A smokestack stubbornly pierces the sky. Trains rumble by. Lights come on in the buildings as night falls. The man behind the camera, looking for an image. Of himself? Of the world? Of society? By day and night, in rain and snow, he stands filming at the window of his studio. We hear people leaving messages on his answering machine. They talk about the weather, congratulate him on his birthday. His father dies, a child is born, the young family begins to fall apart. Time passes. Slowly the cityscape morphs into the inner landscape of the man behind the camera. Seasons change, there is lightning and thunder, snow falls and trees blossom. In the end a newly‐built skyscraper dominates the landscape, eclipsing the now‐familiar smokestack.

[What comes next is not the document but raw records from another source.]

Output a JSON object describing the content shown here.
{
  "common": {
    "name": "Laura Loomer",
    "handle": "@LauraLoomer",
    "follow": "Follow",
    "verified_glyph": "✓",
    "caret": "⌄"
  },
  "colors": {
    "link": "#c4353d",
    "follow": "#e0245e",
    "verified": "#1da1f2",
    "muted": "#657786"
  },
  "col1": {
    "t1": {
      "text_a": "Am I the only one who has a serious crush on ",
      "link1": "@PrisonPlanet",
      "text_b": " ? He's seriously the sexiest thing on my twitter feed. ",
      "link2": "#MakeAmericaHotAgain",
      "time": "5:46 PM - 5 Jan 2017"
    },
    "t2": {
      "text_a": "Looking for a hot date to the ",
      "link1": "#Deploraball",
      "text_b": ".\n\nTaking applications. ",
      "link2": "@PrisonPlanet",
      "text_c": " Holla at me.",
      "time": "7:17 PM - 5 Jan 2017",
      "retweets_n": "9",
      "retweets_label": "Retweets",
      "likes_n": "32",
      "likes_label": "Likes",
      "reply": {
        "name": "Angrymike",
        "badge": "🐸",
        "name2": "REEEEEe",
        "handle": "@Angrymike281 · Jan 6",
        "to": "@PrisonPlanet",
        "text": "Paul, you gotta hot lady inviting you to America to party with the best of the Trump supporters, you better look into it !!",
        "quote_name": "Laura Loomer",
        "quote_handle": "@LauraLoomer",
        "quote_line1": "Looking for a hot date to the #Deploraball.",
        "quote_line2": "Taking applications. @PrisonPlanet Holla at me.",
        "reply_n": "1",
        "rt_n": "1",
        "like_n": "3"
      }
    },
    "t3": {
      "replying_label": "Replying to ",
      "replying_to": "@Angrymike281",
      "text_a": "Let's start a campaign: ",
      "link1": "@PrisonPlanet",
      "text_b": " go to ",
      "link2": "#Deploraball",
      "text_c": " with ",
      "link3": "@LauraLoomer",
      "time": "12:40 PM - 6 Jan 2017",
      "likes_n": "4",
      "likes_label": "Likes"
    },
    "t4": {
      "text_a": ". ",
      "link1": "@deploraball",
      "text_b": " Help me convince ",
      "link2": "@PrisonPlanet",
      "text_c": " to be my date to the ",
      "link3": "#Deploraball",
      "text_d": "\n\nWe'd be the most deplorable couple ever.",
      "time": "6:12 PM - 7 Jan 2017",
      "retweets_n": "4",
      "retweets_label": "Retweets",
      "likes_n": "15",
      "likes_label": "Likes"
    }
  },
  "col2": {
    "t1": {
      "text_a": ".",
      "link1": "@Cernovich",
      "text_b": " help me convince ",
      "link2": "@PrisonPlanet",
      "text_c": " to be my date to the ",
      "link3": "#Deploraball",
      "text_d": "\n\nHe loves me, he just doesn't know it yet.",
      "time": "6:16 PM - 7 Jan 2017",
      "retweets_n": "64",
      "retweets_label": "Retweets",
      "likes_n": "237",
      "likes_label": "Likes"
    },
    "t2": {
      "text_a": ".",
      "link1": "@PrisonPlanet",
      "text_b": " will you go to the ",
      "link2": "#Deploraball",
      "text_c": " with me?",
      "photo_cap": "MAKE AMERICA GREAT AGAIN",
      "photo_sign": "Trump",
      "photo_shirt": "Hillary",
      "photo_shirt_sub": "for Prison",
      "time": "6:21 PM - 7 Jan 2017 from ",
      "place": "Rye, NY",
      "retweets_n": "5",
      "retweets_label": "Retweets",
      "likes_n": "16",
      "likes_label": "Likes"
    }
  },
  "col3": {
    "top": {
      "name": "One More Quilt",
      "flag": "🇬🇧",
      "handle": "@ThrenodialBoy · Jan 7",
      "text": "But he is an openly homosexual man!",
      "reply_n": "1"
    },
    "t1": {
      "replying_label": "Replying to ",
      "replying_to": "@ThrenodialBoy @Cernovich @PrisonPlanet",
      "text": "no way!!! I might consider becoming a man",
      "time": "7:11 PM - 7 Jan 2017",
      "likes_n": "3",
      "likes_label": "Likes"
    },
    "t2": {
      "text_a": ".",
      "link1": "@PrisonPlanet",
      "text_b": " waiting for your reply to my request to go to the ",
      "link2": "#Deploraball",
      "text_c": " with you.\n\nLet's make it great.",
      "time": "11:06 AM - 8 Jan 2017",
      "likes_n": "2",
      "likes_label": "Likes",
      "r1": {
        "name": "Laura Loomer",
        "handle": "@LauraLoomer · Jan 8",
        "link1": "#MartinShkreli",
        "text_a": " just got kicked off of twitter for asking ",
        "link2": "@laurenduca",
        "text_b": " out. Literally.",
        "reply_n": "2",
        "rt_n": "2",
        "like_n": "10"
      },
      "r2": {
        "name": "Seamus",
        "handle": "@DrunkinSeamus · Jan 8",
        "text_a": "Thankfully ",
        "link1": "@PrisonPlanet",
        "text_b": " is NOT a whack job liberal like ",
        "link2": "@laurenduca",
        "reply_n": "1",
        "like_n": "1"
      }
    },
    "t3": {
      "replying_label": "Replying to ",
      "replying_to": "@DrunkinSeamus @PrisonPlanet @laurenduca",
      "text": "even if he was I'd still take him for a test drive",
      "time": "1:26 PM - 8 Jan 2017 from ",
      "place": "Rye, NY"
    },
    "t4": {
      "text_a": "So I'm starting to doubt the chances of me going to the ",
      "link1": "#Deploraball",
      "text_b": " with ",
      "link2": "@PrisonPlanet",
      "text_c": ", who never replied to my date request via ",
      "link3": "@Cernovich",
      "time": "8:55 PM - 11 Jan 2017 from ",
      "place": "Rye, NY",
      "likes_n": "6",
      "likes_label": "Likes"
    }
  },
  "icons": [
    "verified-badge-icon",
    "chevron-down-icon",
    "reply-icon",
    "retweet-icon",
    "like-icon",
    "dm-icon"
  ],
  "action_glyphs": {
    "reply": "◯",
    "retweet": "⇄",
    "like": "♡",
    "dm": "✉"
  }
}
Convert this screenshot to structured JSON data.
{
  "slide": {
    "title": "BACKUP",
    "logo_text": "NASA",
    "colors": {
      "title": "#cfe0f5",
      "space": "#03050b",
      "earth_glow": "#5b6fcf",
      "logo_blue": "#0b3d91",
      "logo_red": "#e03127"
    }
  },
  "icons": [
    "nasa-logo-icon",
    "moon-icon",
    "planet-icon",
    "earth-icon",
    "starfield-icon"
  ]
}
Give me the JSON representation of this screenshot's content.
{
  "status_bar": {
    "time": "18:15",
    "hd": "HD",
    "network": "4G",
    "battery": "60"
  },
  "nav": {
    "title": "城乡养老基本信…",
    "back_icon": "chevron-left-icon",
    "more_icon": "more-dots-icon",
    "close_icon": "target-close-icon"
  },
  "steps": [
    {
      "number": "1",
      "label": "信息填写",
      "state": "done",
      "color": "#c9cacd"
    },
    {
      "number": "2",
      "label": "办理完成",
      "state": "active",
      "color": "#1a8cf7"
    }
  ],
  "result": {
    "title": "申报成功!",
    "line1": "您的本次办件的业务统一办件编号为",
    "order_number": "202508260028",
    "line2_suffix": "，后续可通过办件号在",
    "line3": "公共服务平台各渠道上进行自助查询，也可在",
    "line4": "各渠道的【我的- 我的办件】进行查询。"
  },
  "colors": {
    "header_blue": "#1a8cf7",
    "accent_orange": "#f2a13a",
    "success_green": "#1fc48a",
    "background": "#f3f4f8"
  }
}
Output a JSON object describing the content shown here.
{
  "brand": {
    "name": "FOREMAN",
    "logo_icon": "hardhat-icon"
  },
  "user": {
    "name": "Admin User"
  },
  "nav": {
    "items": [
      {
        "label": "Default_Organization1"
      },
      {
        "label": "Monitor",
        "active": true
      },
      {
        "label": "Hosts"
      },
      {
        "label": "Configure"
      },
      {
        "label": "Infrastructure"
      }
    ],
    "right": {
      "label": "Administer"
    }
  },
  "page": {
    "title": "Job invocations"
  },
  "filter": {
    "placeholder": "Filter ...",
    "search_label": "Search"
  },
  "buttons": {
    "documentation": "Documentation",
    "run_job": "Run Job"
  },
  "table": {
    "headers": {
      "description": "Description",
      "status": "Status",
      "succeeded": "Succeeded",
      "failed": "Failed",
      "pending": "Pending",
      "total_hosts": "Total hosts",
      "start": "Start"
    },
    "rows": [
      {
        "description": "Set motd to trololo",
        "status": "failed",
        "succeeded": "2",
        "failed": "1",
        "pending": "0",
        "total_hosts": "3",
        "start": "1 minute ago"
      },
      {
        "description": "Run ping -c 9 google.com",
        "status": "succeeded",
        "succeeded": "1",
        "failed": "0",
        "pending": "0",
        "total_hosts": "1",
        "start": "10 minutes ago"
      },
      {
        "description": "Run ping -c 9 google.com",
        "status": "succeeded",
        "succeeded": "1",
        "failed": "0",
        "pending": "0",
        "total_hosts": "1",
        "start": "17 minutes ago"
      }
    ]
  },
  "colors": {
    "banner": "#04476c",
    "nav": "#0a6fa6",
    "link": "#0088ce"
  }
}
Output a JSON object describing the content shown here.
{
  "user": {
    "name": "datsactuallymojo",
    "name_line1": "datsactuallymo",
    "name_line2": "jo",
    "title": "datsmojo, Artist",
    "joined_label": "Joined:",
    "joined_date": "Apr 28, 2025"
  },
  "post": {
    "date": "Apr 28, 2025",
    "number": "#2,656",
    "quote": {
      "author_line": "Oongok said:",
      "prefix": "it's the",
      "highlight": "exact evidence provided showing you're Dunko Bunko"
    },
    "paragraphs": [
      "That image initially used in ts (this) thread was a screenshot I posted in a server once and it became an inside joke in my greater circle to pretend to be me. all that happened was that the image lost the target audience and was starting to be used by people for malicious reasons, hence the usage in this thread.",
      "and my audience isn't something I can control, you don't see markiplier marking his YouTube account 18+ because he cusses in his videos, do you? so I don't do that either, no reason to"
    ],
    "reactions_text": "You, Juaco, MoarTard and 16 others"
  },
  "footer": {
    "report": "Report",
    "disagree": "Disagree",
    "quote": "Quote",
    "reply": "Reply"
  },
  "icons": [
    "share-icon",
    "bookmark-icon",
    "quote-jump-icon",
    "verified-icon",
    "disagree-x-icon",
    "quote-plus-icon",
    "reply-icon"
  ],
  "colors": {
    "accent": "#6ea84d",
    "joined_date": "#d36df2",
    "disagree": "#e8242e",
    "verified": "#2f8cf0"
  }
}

The scenes outside the window were shot on 35mm film between 1995 and 2010; the authentic telephone messages were collected between 1988 and 2003. Taken together, they form an imaginary portrait of the unseen man behind the camera. His character is reflected in the voices and moods of the callers. Some transmit praise; others, accusations. Some female voices flirt with him; one of them breaks off the relationship.
The man never picks up the phone. He stays behind the camera: framing, re-framing, focusing. He is unavailable and thus becomes the object of both desire and hostility. His own thoughts and emotions emerge through the film’s soundtrack: 12 songs that, combined with the images he shoots, reflect his subjective point of view. Like the images and the messages, the songs alternate between happiness and sadness, anger and humour. When the day is done, the film will remain: the kaleidoscope of a life. —Thomas Imbach
Thomas Imbach is a Swiss maverick director, whose work is visual, edgy and performance driven. In 2007 he founded Okofilm Productions together with director/ producer Andrea Štaka. With Well Done (1994) and Ghetto (1997) he established his trademark audio-visual style based on a combination of cinema-verité camera-work and fast-paced computer controlled editing. His fiction feature films Happiness is a Warm Gun (which was nominated for the Golden Leopard at Locarno in 2001), Lenz (2006) and I was a Swiss Banker (2007) all premiered at the Berlin International Film Festival.